The importance of Mr. Wylie's location is emphasized by the fact that Mr. Peltier testified that he did not have his high-beam headlights on because he often encountered fog as he traveled to his donut shop early every morning. Yet, he also testified that the night was clear and did not mention having encountered fog before seeing Ms. Jones's vehicle. Pursuant to Louisiana law, if Mr. Peltier had his high-beam headlights on, the dark highway would have been illuminated a minimum of 500 feet, and Mr. Wylie may also have been illuminated as he stood in the highway.
Louisiana Revised Statutes 32:321(1) requires that vehicle headlights must include "an uppermost distribution of light . . . to reveal persons and vehicles at a distance of at least 150 feet ahead for all conditions."

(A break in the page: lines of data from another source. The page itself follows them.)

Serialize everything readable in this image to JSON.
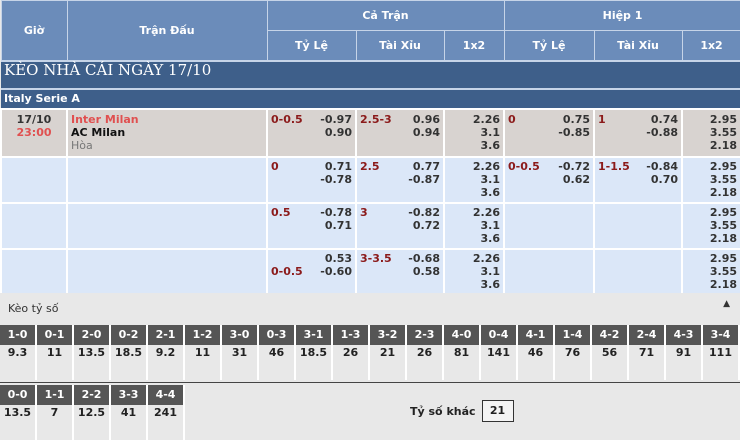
{
  "header": {
    "gio": "Giờ",
    "tran_dau": "Trận Đấu",
    "ca_tran": "Cả Trận",
    "hiep1": "Hiệp 1",
    "ty_le": "Tỷ Lệ",
    "tai_xiu": "Tài Xỉu",
    "x12": "1x2"
  },
  "title": "KÈO NHÀ CÁI NGÀY 17/10",
  "league": "Italy Serie A",
  "match": {
    "date": "17/10",
    "time": "23:00",
    "home": "Inter Milan",
    "away": "AC Milan",
    "draw": "Hòa"
  },
  "rows": [
    {
      "tl": "0-0.5",
      "tl1": "-0.97",
      "tl2": "0.90",
      "tx": "2.5-3",
      "tx1": "0.96",
      "tx2": "0.94",
      "x1": "2.26",
      "x2": "3.1",
      "x3": "3.6",
      "htl": "0",
      "htl1": "0.75",
      "htl2": "-0.85",
      "htx": "1",
      "htx1": "0.74",
      "htx2": "-0.88",
      "h1": "2.95",
      "h2": "3.55",
      "h3": "2.18"
    },
    {
      "tl": "0",
      "tl1": "0.71",
      "tl2": "-0.78",
      "tx": "2.5",
      "tx1": "0.77",
      "tx2": "-0.87",
      "x1": "2.26",
      "x2": "3.1",
      "x3": "3.6",
      "htl": "0-0.5",
      "htl1": "-0.72",
      "htl2": "0.62",
      "htx": "1-1.5",
      "htx1": "-0.84",
      "htx2": "0.70",
      "h1": "2.95",
      "h2": "3.55",
      "h3": "2.18"
    },
    {
      "tl": "0.5",
      "tl1": "-0.78",
      "tl2": "0.71",
      "tx": "3",
      "tx1": "-0.82",
      "tx2": "0.72",
      "x1": "2.26",
      "x2": "3.1",
      "x3": "3.6",
      "htl": "",
      "htl1": "",
      "htl2": "",
      "htx": "",
      "htx1": "",
      "htx2": "",
      "h1": "2.95",
      "h2": "3.55",
      "h3": "2.18"
    },
    {
      "tl": "0-0.5",
      "tl1": "0.53",
      "tl2": "-0.60",
      "tx": "3-3.5",
      "tx1": "-0.68",
      "tx2": "0.58",
      "x1": "2.26",
      "x2": "3.1",
      "x3": "3.6",
      "htl": "",
      "htl1": "",
      "htl2": "",
      "htx": "",
      "htx1": "",
      "htx2": "",
      "h1": "2.95",
      "h2": "3.55",
      "h3": "2.18"
    }
  ],
  "scores": {
    "title": "Kèo tỷ số",
    "row1": [
      [
        "1-0",
        "9.3"
      ],
      [
        "0-1",
        "11"
      ],
      [
        "2-0",
        "13.5"
      ],
      [
        "0-2",
        "18.5"
      ],
      [
        "2-1",
        "9.2"
      ],
      [
        "1-2",
        "11"
      ],
      [
        "3-0",
        "31"
      ],
      [
        "0-3",
        "46"
      ],
      [
        "3-1",
        "18.5"
      ],
      [
        "1-3",
        "26"
      ],
      [
        "3-2",
        "21"
      ],
      [
        "2-3",
        "26"
      ],
      [
        "4-0",
        "81"
      ],
      [
        "0-4",
        "141"
      ],
      [
        "4-1",
        "46"
      ],
      [
        "1-4",
        "76"
      ],
      [
        "4-2",
        "56"
      ],
      [
        "2-4",
        "71"
      ],
      [
        "4-3",
        "91"
      ],
      [
        "3-4",
        "111"
      ]
    ],
    "row2": [
      [
        "0-0",
        "13.5"
      ],
      [
        "1-1",
        "7"
      ],
      [
        "2-2",
        "12.5"
      ],
      [
        "3-3",
        "41"
      ],
      [
        "4-4",
        "241"
      ]
    ],
    "other_label": "Tỷ số khác",
    "other_value": "21"
  }
}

In Finley v. North Assurance Co. of America, 476 So.2d 837 (La.App. 2 Cir. 1985), the court found a driver comparatively negligent for driving out of a patch of fog and striking an inebriated couple that was in the driver's lane of travel. It determined that if the driver could not see the couple due to fog, he was driving too fast for the weather conditions and that if fog did not impair the driver's vision, he should have had his headlights on high beam for maximum visibility.
Without establishing Mr. Wylie's exact location, the defendants have not proved Mr. Peltier's failure to avoid Mr. Wylie was reasonable nor have they proved that Mr. Peltier is free from fault with regard to Mr. Wylie's death. Furthermore, the defendants have not shown that Mr. Peltier's failure to use his high beams was reasonable. These are genuine issues of material fact which preclude summary judgment.
CONCLUSION
Close consideration of the evidence illustrates that the defendants have not proved that summary judgment is appropriate herein, as they have failed to establish that Mr. Peltier's failure to see Mr. Wylie and his failure to use his high beams was reasonable. Therefore, the judgment granting summary judgment in favor of the defendants, Joseph C. Peltier, Jr. and State Farm Mutual Automobile Insurance Company, is reversed, and this matter is remanded to the trial court for further proceedings.
REVERSED AND REMANDED.
This opinion is NOT DESIGNATED FOR PUBLICATION. Uniform Rules-Courts of Appeal, Rule 2-16.3.